Ce n’est pas banal qu’une réalisatrice porno donne une conférence à Sciences Po Toulouse. C’est pourtant l’initiative des Sans-Culottes, association féministe de l’IEP à l’occasion de la journée des femmes du 8 mars. Carmina Ama, camgirl, performeuse et réalisatrice porno était l’invitée de la conférence « Porno et féminisme ». L’occasion d’étudier le porno comme un sujet en tant que tel et de débattre sans tabous.

Après un bac scientifique et des études de management, Carmina Ama,  franco-mexicaine de 33 ans s’est lancée dans le milieu du porno, d’abord en tant que journaliste puis en tant que camgirl, performeuse et réalisatrice. En 2013, elle écrit son premier article pour le TagParfait, site majeur spécialisé dans la culture porn.

« Je trouvais intéressant de traiter la pornographie comme un sujet en tant que tel, sans tabous » explique Carmina Ama.

Après un reportage sur le monde des « cams », c’est le déclic, elle se professionnalise en tant que camgirl. Aujourd’hui, elle est également réalisatrice, journaliste et blogueuse.

Clivages et controverses autour de la pornographie

Selon Carmina Ama, le climat politique actuel est anti-porno. Le sujet suscite des clivages et des controverses même au sein des mouvements féministes.

« Sur la pornographie, il y a un assez gros clivage chez les féministes, comme sur ce qui est de la prostitution » explique Anna Toumazoff, présidente des Sans-Culottes.

Ce climat se répercute sur les travailleuses du sexe. Elles sont souvent victimes de cyber-harcèlement. Une libération de la parole des actrices est en cours, dans la continuité du mouvement MeeToo. Nikita Belluci, actrice porno, a tiré la sonnette d’alarme la semaine dernière dans une interview donnée à Konbini. A cause du harcèlement qu’elle subit quotidiennement, cette dernière a renoncé à concevoir un enfant .

« Les travailleuses du sexe sont stigmatisées et mises à l’écart de la société » note Carmina.

Les principales critiques faites au porno se tournent sur la dégradation de l’image de la femme dans ce milieu. Pourtant, pour Carmina, on peut être travailleuse du sexe et féministe. Elle explique : « le fait de devenir travailleuse du sexe m’a donné une conscience politique et féministe « . Elle ajoute : « cela m’a permis de me réaproprier mon corps ». Selon Carmina, les critiques faites aux actrices nient leur liberté à disposer de leur corps. Elle précise également que le porno reste de la fiction.
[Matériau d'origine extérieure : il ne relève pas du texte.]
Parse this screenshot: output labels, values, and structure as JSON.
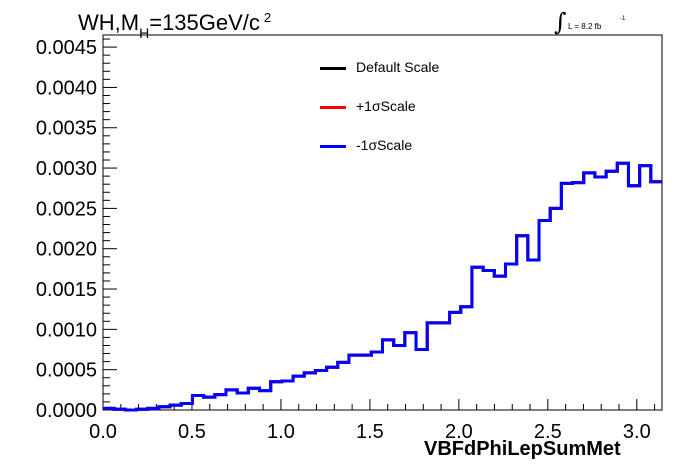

Le porno alternatif : repenser les barrières entre porno « mainstream » et  « féministe »

Internet a complètement bouleversé le milieu pornographique tout en permettant l’émergence de nouveaux acteurs. Parmi eux, les plateformes de vidéo et les sex cams. En France, les deux entreprises majeures restent Dorcel et Jacquie et Michel, du porno « blanc, hétéro-centré, fait par et pour des hommes « , note Carmina.  Cependant, un nouveau type de porno a fait son apparition, communément nommé « porno féministe ». Sa particularité : il met au premier plan le désir des femmes au sein d’une production éthique. On y retrouve les films d’Erika Lust mais également Four Chambers et Crash Pad Series, un porno queer qui maximise la diversité des genres et des corps.

« A mon sens, parler de pratiques dégradantes nie le fait que le porno BDSM peut-être féministe et éthique. La plupart du temps, c’est dans le porno BDSM qu’on a les meilleures pratiques de consentement. Il y aussi le contraire, ceux qui se labellisent féministes alors qu’ils ne le sont pas du tout » note Carmina.

D’après Carmina, la distinction entre porno féministe et mainstream est contre-productive. En effet, elle explique :  « parler d’un porno spécifiquement féministe supposerait que toutes les actrices qui font du porno mainstream ne seraient pas féministes. C’est tout à fait faux« . Carmina Ama préfère nommer ce nouveau type de porno « alternatif« . Un porno souvent indépendant, aux revendications éthiques et féministes.